Soviet spokesman Gerasimov said Gorbachev understood Bush’s position. “We favor continuing (summit meetings),” he said. “But . . . Vice President Bush has to organize a new Administration.”

Instead of dwelling on the future, the meeting’s focus was a celebration of the distance the U.S.-Soviet relationship has come since 1985, when Reagan first met with Gorbachev, in Geneva, after a six-year-long freeze.

The tide has changed so strongly, Shultz noted, that some are even debating whether the Cold War that has defined superpower relations since World War II might be over.

“The words ‘Cold War’ mean one thing to you, another thing to me, another thing to somebody else,” Shultz said.

Advertisement

“I think the important point is that there has been a very powerful change in the nature of the relationship between the U.S. and the Soviet Union. . . . You can see it in the things that have been settled in arms control; you can see it in . . . the ability we have to collaborate effectively, for example, in what we’re doing in southern Africa. You can see it in an altogether different manner of discussion of the area of human rights. . . .

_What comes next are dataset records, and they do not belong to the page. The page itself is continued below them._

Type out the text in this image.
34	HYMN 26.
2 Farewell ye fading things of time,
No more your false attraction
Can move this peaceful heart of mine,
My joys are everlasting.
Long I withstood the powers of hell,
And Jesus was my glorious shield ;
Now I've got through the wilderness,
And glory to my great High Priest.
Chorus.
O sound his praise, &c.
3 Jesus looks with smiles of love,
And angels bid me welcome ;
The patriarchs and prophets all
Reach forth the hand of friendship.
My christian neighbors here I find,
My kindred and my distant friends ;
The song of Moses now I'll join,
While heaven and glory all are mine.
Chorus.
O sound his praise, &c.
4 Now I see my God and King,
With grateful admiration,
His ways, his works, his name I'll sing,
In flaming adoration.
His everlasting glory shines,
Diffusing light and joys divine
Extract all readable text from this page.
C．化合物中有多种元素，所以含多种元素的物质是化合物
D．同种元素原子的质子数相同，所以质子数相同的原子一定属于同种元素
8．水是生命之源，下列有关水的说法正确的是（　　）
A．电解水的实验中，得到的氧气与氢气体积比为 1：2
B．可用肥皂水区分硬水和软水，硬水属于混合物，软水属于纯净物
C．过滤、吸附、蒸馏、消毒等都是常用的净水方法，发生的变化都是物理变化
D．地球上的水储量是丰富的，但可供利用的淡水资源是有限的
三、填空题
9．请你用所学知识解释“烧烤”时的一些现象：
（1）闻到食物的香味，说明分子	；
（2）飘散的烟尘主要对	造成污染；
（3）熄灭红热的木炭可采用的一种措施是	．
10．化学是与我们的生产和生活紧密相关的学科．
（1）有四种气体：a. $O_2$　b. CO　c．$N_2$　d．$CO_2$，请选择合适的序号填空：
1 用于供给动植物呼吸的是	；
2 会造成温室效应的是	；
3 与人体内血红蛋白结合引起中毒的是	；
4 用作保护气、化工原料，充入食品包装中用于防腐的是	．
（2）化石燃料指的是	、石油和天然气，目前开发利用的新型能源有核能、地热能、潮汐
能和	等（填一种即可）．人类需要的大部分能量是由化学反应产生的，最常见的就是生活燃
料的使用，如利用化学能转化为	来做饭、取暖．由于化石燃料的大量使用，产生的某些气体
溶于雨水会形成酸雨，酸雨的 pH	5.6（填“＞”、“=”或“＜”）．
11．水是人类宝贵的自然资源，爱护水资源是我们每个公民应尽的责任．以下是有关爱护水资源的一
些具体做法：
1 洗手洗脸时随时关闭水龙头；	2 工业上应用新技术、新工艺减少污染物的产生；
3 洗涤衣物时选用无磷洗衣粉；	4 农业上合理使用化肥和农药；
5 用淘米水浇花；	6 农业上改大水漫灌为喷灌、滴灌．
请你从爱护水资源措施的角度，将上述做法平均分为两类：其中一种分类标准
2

“So I don’t know whether you want to say that’s the end of the Cold War or not. But it’s different--a lot different--and, for my tastes, a lot better.”

The presence of history--the sense of formally marking a long turning point in U.S.-Soviet relations, and of the transition in authority from Reagan to Bush--was explicit.

Just before they parted, an official said, Reagan presented Gorbachev with a photograph from the first of their five meetings, the late-autumn summit in Geneva only three years ago.

The photograph showed Reagan and Gorbachev walking alone toward their celebrated one-on-one talk on the chilly shores of Lake Geneva.

The inscription, over Reagan’s signature, reads: “To President Mikhail Gorbachev: We’ve walked a long way to prepare a path for peace.”